Canada’s Crawford Lake seems to mark when the Anthropocene began

 The proposed new geologic epoch points to humans’ profound role in altering Earth 

A photo of Crawford Lake with trees surrounding it.

Mud on the floor here, at Crawford Lake, holds an extremely precise record of the influence that people have recently exerted over our entire planet.

Sarah Roberts

Scientists are one step closer to defining a new chapter in geology. They’re calling it the Anthropocene. And its name refers to humans having become the dominant driver of Earth’s environment, including its climate. 

Scientists suspected the new epoch started at some point in the early 1950s. So they set about looking for some place that might mark its official beginning. They narrowed a candidate list to 12 sites around the world. In the end, they chose Crawford Lake in Milton, Ontario, Canada.  

Researchers announced their selection at a July 11 news conference during the Max Planck Society Conference for a Sustainable Anthropocene. That meeting took place in Berlin, Germany. 

Mud on the bottom of Crawford Lake holds one of the most precise records of how our species has altered Earth. These changes include upticks in plutonium, a radioactive element, left by military tests of nuclear weapons. There’s also ash from the burning of fossil fuels, as well as deposits of heavy metals (such as lead). More recently, microplastics have been showing up here and elsewhere across the planet

The Anthropocene isn’t an official epoch yet. More committees must approve it before it can be added to the official geologic time scale. But doing so would end the nearly 12,000-year-long Holocene. Marking the end of the last ice age, that epoch covered the rise of humans as Earth’s defining species. 

Scientists first started describing an Anthropocene in the early 2000s. They wanted a term to note how human activities were now reshaping the planet on a global scale. Still, the term lacked a formal geologic definition. 

“It exploded … quickly into other disciplines without it being defined,” recalls Simon Turner. So finding that definition is “what we’ve been trying to do ever since.” An earth scientist, Turner works in England at University College London. 

It was a hard choice 

The International Commission on Stratigraphy is in charge of defining geologic time. In 2009, it convened a committee to define the Anthropocene. It also asked the group to decide if such a time deserved its own spot in the geologic time scale.  

From coral to ice to peat, each of 12 candidate sites showcased a remarkable record of human activity. After more than 10 years, the committee chose Crawford Lake as the reference site. They thought it best marked the beginning of the emerging new geologic time period. 

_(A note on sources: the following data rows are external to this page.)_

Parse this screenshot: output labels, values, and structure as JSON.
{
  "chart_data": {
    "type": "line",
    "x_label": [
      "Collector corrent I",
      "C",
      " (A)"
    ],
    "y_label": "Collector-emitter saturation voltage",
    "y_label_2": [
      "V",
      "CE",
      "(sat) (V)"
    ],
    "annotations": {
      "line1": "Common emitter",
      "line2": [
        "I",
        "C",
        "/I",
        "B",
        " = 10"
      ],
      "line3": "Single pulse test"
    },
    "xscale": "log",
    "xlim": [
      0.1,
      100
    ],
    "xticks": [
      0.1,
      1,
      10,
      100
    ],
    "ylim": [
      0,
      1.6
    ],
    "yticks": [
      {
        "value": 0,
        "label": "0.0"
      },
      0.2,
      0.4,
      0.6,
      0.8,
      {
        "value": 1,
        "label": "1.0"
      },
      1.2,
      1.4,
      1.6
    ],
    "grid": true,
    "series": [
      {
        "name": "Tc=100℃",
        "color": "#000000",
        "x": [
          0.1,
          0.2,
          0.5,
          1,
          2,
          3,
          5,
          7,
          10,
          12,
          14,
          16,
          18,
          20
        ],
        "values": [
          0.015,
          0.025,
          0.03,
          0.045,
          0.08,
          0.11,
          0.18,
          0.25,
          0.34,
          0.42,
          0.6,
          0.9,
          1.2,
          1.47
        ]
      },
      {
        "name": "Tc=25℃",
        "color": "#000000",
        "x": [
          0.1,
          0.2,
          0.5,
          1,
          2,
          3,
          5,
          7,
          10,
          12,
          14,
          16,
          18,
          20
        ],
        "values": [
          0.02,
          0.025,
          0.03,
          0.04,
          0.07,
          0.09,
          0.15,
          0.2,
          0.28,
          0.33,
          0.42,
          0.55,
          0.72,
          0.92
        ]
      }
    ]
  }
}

But picking Crawford Lake was hard, says Turner, a member of the committee. It was “like choosing a favorite child.” His group ultimately decided that this lake’s muddy layers trapped one of the most precise histories of human activity.  

Each summer, the lake’s pH and warm temperatures trigger mineral crystals to form near the top of the water. Those crystals later fall like snow to the lake floor. There, they build up undisturbed.  

“You get these lovely stripes,” Turner says of those layers. Like looking at tree rings, he says, you can resolve what year each is from. You do it “pretty much by counting backwards from the [top].” 

Starting in the early 1950s, those layers capture a sharp rise in radioactivity and other evidence of human activity.  

Two oil pumps stand in front of a cogeneration plant. Fumes rise out of the plant's exhaust pipe.
Oil is being pumped up (foreground) in one of California’s largest oil fields as a power plant operates in the background. Such industrial activities have powered global industry for a century, all the while leaving a pollutant fingerprint on the environment.GaryKavanagh/iStock/Getty Images Plus

Some people still challenge the idea 

Not all scientists agree that the Anthropocene began just 70 years ago. Some question if it should be officially defined at all. “Any time you draw a hard line in the geologic record or in any other system,” says Jacquelyn Gill, “there’s a before and there’s an after.” And, she points out, “We know human impacts began well before 1950.” A paleoecologist, she works at the University of Maine in Orono. 

Keeping a more informal and flexible concept — like what’s used now in disciplines outside of geology — might be better, Gill says. That could be “more powerful as a tool,” she says, than it is to set forth some “narrow definition that then creates confusion about everything that came before.” 

Still, trying to define the proposed new epoch in geologic terms underscores humanity’s rapid impact on Earth, Turner says. It also points to our species’ dramatic impact on the planet. “We’ve become a geological force.” 

McKenzie Prillaman is the Spring 2023 science writing intern at Science News. She holds a bachelor’s degree in neuroscience with a minor in bioethics from the University of Virginia and a master’s degree in science communication from the University of California, Santa Cruz.